31/07/2010

O mestre dos disfarces

Allium vineale L.


Se alguma vez um vinho o desapontou, revelando-se aquém das expectativas apesar da origem demarcada, talvez a culpa não fosse da casta de uvas nem das aduelas, mas do alho-das-vinhas. É que o aroma a alho em todas as componentes desta planta é tão forte que por vezes contamina indesejavelmente as herbáceas vizinhas e a carne do gado que a consome. O que, sendo útil num crème tiède à l'ail et au jambon noir, é bastante desagradável em leite ou champanhe. E os produtores que se servem de herbicidas (ainda?) depressa descobrem que nesta daninha não vale a pena gastar uma gota: as folhas são cerosas e estão estreitamente unidas ao caule; e o bolbo sabe proteger-se com uma fina casca.

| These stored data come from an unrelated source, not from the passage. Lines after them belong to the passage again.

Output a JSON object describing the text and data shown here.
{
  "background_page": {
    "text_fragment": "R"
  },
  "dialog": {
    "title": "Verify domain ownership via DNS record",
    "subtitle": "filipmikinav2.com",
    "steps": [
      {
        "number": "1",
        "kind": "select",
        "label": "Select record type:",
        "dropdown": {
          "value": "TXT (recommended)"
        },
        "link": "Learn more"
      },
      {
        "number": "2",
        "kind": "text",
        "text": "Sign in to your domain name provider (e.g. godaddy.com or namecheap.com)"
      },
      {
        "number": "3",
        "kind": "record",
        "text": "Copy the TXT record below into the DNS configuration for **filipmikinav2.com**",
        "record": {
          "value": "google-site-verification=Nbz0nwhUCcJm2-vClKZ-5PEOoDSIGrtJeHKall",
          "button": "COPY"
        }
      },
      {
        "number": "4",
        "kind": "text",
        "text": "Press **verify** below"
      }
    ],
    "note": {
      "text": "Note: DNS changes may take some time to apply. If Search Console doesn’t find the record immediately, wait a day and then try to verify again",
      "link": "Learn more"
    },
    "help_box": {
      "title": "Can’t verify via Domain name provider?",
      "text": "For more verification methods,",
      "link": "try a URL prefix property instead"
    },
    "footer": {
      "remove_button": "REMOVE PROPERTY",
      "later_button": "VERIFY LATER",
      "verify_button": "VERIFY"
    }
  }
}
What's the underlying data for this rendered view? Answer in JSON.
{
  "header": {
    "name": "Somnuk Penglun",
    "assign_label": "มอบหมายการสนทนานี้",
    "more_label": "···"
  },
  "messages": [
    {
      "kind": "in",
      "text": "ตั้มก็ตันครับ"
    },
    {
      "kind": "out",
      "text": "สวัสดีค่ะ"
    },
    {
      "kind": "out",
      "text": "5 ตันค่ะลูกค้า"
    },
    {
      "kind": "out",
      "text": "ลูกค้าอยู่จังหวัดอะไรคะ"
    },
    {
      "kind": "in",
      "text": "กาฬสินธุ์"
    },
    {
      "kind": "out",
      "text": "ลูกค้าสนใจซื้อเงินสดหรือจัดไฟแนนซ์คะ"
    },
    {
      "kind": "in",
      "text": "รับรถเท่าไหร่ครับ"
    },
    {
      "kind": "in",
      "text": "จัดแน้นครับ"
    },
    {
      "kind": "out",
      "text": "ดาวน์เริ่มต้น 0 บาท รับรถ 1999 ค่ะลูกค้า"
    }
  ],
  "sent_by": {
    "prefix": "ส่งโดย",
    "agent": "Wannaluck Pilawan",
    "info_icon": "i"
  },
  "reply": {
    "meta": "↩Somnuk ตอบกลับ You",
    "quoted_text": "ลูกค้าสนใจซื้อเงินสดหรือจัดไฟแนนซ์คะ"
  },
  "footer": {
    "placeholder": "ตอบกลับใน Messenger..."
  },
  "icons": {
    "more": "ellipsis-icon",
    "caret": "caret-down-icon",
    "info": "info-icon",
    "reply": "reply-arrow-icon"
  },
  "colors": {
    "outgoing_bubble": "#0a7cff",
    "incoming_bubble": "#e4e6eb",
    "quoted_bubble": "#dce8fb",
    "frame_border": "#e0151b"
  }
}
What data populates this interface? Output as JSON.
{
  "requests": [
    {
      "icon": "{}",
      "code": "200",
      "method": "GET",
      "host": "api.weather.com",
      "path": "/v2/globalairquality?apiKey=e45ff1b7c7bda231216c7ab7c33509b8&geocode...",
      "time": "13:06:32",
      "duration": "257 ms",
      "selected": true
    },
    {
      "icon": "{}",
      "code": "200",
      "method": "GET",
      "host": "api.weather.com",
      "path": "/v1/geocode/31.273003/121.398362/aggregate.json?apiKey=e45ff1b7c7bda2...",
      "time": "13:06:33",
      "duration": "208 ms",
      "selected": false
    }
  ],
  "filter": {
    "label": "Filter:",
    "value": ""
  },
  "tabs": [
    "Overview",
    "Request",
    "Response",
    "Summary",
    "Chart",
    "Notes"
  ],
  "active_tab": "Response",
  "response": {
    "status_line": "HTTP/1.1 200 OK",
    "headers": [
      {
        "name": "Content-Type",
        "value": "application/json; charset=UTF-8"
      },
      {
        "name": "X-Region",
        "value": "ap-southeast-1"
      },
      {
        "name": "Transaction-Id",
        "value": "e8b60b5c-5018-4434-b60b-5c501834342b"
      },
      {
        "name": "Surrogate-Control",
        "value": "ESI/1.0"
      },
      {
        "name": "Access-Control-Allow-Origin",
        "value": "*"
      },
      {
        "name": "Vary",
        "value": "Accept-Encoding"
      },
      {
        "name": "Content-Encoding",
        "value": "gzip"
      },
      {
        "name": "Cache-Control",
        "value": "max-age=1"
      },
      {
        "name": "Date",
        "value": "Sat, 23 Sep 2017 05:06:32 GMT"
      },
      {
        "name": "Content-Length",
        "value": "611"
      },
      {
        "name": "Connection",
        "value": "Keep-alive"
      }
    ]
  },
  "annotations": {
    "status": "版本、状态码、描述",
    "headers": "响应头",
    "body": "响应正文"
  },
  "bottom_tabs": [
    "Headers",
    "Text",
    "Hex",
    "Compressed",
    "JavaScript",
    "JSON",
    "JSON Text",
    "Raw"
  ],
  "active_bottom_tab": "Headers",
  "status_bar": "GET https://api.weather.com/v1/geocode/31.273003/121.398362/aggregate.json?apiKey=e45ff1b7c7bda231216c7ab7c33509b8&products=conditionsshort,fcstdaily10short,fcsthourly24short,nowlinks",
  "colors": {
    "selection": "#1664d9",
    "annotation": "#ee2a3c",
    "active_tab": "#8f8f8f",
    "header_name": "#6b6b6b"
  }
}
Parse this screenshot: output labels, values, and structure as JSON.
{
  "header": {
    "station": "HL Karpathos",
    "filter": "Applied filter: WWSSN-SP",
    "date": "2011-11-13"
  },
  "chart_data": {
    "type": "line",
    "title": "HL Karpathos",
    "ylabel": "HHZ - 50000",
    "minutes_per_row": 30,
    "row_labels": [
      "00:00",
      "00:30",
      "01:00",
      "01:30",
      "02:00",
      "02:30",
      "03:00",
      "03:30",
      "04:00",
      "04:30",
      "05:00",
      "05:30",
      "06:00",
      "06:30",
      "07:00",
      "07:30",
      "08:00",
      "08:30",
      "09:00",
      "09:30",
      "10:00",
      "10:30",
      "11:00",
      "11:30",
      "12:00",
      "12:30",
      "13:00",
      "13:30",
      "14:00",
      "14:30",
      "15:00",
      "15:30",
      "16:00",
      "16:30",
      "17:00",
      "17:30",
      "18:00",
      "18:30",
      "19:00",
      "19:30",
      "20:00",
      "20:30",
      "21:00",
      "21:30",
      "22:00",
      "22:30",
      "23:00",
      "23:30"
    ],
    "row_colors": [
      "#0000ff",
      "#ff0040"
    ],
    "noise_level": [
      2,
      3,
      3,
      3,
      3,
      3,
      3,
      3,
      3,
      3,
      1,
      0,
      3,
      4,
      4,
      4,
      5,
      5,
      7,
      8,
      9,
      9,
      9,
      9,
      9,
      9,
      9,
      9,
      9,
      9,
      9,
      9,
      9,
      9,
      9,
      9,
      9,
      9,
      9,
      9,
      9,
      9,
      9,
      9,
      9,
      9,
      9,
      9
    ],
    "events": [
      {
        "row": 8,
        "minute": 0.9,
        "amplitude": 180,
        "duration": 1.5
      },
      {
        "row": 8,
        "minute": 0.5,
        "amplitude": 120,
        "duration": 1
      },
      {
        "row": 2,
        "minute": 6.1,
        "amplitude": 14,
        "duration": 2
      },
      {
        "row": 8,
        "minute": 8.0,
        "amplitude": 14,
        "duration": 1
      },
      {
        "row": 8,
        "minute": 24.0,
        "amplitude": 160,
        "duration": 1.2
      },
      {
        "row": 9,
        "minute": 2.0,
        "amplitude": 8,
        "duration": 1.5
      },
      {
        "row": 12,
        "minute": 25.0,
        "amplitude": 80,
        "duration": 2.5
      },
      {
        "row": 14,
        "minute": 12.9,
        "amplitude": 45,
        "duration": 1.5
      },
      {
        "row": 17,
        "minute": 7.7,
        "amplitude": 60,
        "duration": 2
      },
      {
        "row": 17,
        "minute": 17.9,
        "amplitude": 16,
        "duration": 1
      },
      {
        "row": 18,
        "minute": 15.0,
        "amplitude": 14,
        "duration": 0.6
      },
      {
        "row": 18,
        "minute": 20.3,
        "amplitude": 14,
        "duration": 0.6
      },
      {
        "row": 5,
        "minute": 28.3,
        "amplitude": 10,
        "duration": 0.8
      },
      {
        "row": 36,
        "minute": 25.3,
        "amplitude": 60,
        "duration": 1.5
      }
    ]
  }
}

Contudo, esta planta perene, nativa da Europa, norte de África e Médio Oriente, pouco exigente em nutrientes e água, é um exemplo de bom governo. Até à floração reduz-se a folhas longas mas basais, tubulares e ocas como bambus (e por isso se distingue bem de outros alhos e cebolas). No Verão lança uma única haste floral que pode atingir um metro de altura e enfeita-lhe o topo com uma "inflorescência" cónica de cerca de 5 cm de diâmetro na base. A justificação para as cautelosas aspas está na foto à esquerda em baixo: o que deveria ser uma inflorescência foi substituído por uma medusa de bolbilhos aéreos que brotaram sem terem existido flores; uma bolbilhescência, diríamos. Tomam forma presos à mãe até serem bolbos adolescentes de barbicha rala — a folhinha verde, longa e frágil que cada um lança; nessa altura saem de casa para se enraizarem como novas plantinhas e logo ajudarem à desgraça dos agricultores, gastrónomos e escanções, insinuando-se sub-repticiamente entre os produtos durante as colheitas. Em geral, encontram-se bolbilhos e flores em proporções variadas: ou só flores (evento raro que a foto à direita em cima mostra; cada flor não tem mais que 5 mm de comprimento), ou só bolbilhos, ou uma média distinta destas entre bolbilhos e flores.